Investment management has generally taken a simple approach to taxonomy. For example, indices use size as a mechanism for characterization. There are large cap, mid-cap, and small cap indices. However, these size-dependent indices are often inefficient. The advances in defining other factors create different taxonomies. We now know that size may be a poor way of looking at categorizing stocks.

Another taxonomy is based on industry groups, yet cluster analysis and even simple correlation analysis shows that industry groups may not be a good way to bundle stocks. Firms, unlike plants or animals, can change their business group and many companies have characteristics of multiple industry groups. The same problem can be seen with country groups. The composition of one country index may be very different from another. Firm characteristics like are dynamic and my not be tied to risk.

Even asset class taxonomy may be fuzzy. How do you classify convertibles? What are the categories for fixed income? When does investment grade end and high yield begin if you look beyond ratings categories? A close look at commodities shows that many are not highly correlated.

A taxonomy based on factors beyond size are by their very construction stochastic. Stocks will fall in and out of a value or momentum category, and there are many factors that may have some excess returns for a period of time only to see them disappear. This does not even address the issue of stocks that may fall into multiple factor categories. 
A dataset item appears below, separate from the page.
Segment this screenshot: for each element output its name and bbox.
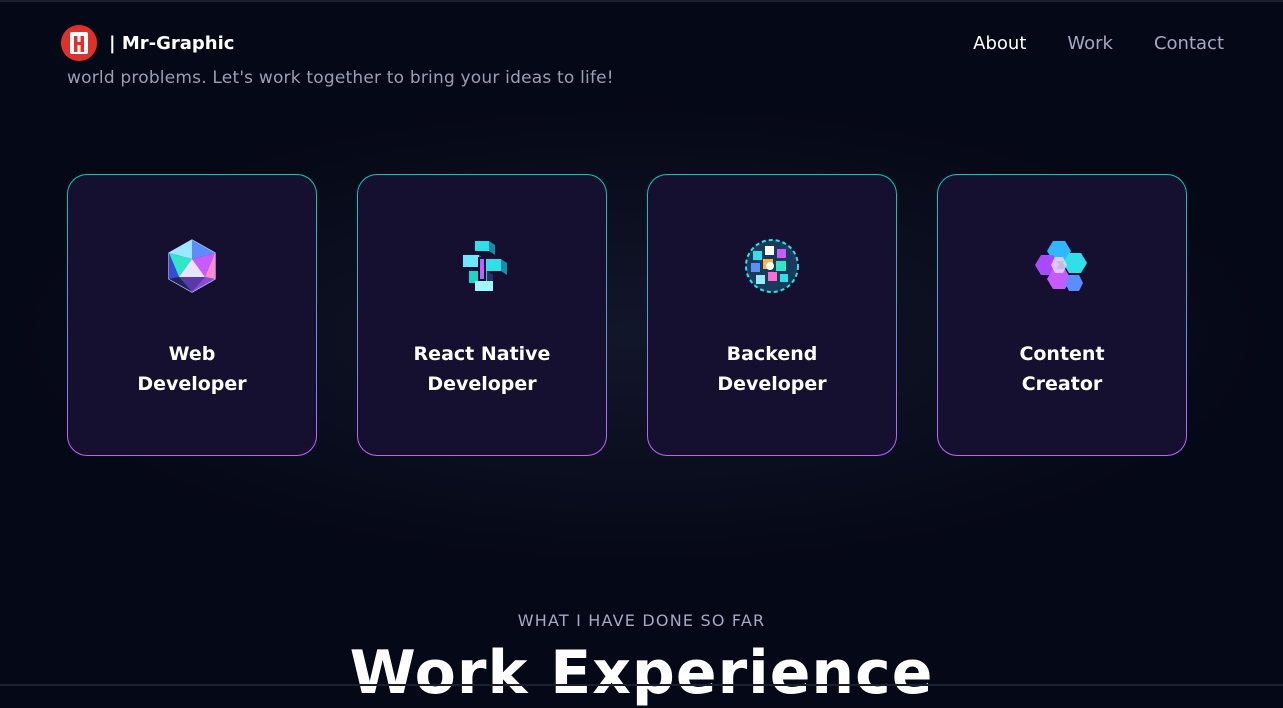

At this point many will shake their head in frustration and state that any taxonomy in finance is flawed and without relevance. The concept of taxonomy is fluid and dynamic in finance, yet this offers an investment opportunity. 

Clustering can be used to find commonality across equities that are not seen through naming conventions. By using clustering as tool for groups, there can be more focused opportunity management. The power of cluster analysis is that there can be a greater depth of understanding than found with simple correlation analysis which is usually calculated is blunt linear calculation. Unsupervised learning techniques can offer a better way of categorizing and forming perhaps a better asset taxonomy. 

Monday, February 1, 2021

GameStop (GME) - A game changer? Focus on the rules of the game

 


I can live with risk as measured by the volatility of markets. What is harder to live with is the risk or uncertainty on the rules of the game or the structure of markets. While there has a focus on the wild moves in some equities attributed to retail herds, crowds, or swarms, there has been less attention to what is happening with the rules of the game. 

Investor should expect increases in margin for volatile stocks, futures and options. This is a rule of the game. You may not like it, it may come at the wrong time, and it may actually further increase market volatility, but it is part of the game. Cash has to be reserved for this contingency. However, what happens if some brokers restrict trading in specific names given their capital requirements. It is within their rights and it may be a prudent call to protect the business, yet if an investor does not have a contingency for this change, there will be a whole new level of business risk.

The rules of the game also mean there can be short squeezes. If short interest gets so large, normal dynamics will be adjusted to account one-sided behavior. Borrowing costs will increase. Long will account for their advantage by just not selling. 

Extreme behavior leads to extreme responses and like a car that begins to skid a quick response may be the real problem and feedback gets reinforced and accentuated. And, we have not even begun to see the response by regulators. 

Is a structural response necessary to these market moves? An immediate answer is yes. Markets cannot be driven to either meltdowns or melt-ups by a feedback loop of trading driven by non-fundamental excess whether it be from the long or short side. Uncertainty can be minimized by reducing ignorance and know how the market structure works and what rules may change.